Using its machine learning-based method, AbbVie scientists identified clinical trial patient subgroups with high z-scores. The top two candidate subgroups included patients older than 67 without atrial fibrillation, and patients without leg or foot deficits upon admission. Their findings suggested that aspirin may benefit these subgroups. Indeed, among patients older than 67 without atrial fibrillation, the rate of death within 14 days was lower in those who had taken aspirin than in those who hadn’t. Among patients without a leg or foot deficit, the rate of death or dependency at six months was lower in those who had taken aspirin than in those who hadn’t.
Cheng then described more broadly how AbbVie scientists apply this subgroup identification method.

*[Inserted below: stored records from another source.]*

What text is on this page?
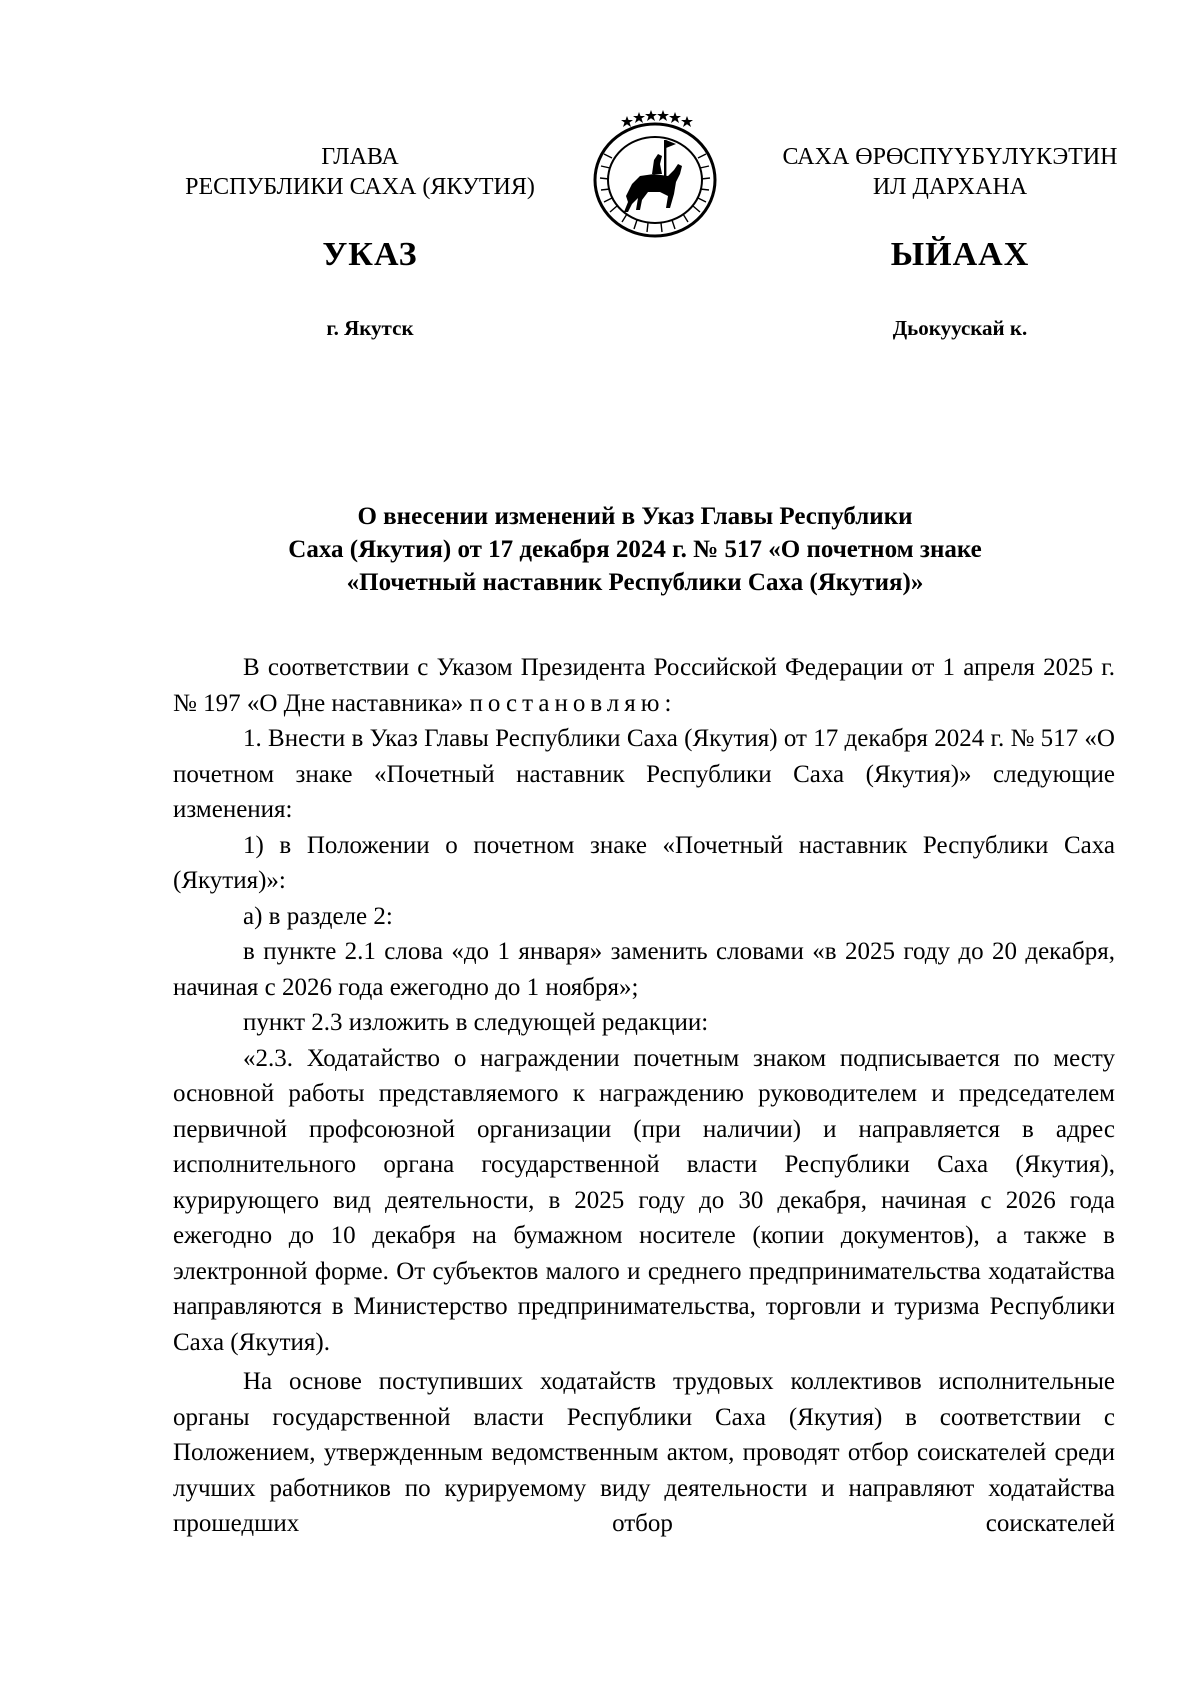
ГЛАВА
РЕСПУБЛИКИ САХА (ЯКУТИЯ)
САХА ӨРӨСПҮҮБҮЛҮКЭТИН
ИЛ ДАРХАНА
УКАЗ	ЫЙААХ
г. Якутск	Дьокуускай к.
О внесении изменений в Указ Главы Республики
Саха (Якутия) от 17 декабря 2024 г. № 517 «О почетном знаке
«Почетный наставник Республики Саха (Якутия)»

В соответствии с Указом Президента Российской Федерации от 1 апреля 2025 г. № 197 «О Дне наставника» постановляю:

1. Внести в Указ Главы Республики Саха (Якутия) от 17 декабря 2024 г. № 517 «О почетном знаке «Почетный наставник Республики Саха (Якутия)» следующие изменения:

1) в Положении о почетном знаке «Почетный наставник Республики Саха (Якутия)»:

а) в разделе 2:

в пункте 2.1 слова «до 1 января» заменить словами «в 2025 году до 20 декабря, начиная с 2026 года ежегодно до 1 ноября»;

пункт 2.3 изложить в следующей редакции:

«2.3. Ходатайство о награждении почетным знаком подписывается по месту основной работы представляемого к награждению руководителем и председателем первичной профсоюзной организации (при наличии) и направляется в адрес исполнительного органа государственной власти Республики Саха (Якутия), курирующего вид деятельности, в 2025 году до 30 декабря, начиная с 2026 года ежегодно до 10 декабря на бумажном носителе (копии документов), а также в электронной форме. От субъектов малого и среднего предпринимательства ходатайства направляются в Министерство предпринимательства, торговли и туризма Республики Саха (Якутия).

На основе поступивших ходатайств трудовых коллективов исполнительные органы государственной власти Республики Саха (Якутия) в соответствии с Положением, утвержденным ведомственным актом, проводят отбор соискателей среди лучших работников по курируемому виду деятельности и направляют ходатайства прошедших отбор соискателей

For instance, they apply it retrospectively to data from failed clinical trials and identify subgroups from current studies to be validated in future studies. They also prospectively incorporate subgroup identification into clinical trial design. Additionally, they can design a clinical trial without a predesignated subgroup; if the trial fails, and the final sample size is large enough, they can try to identify a subgroup and potentially claim success for that subgroup.
Together, these discussions point to AI and machine learning as promising approaches to delivering healthcare that’s precise not only in its treatment of patients, but its prediction of their disease risk, response to therapy, and other outcomes.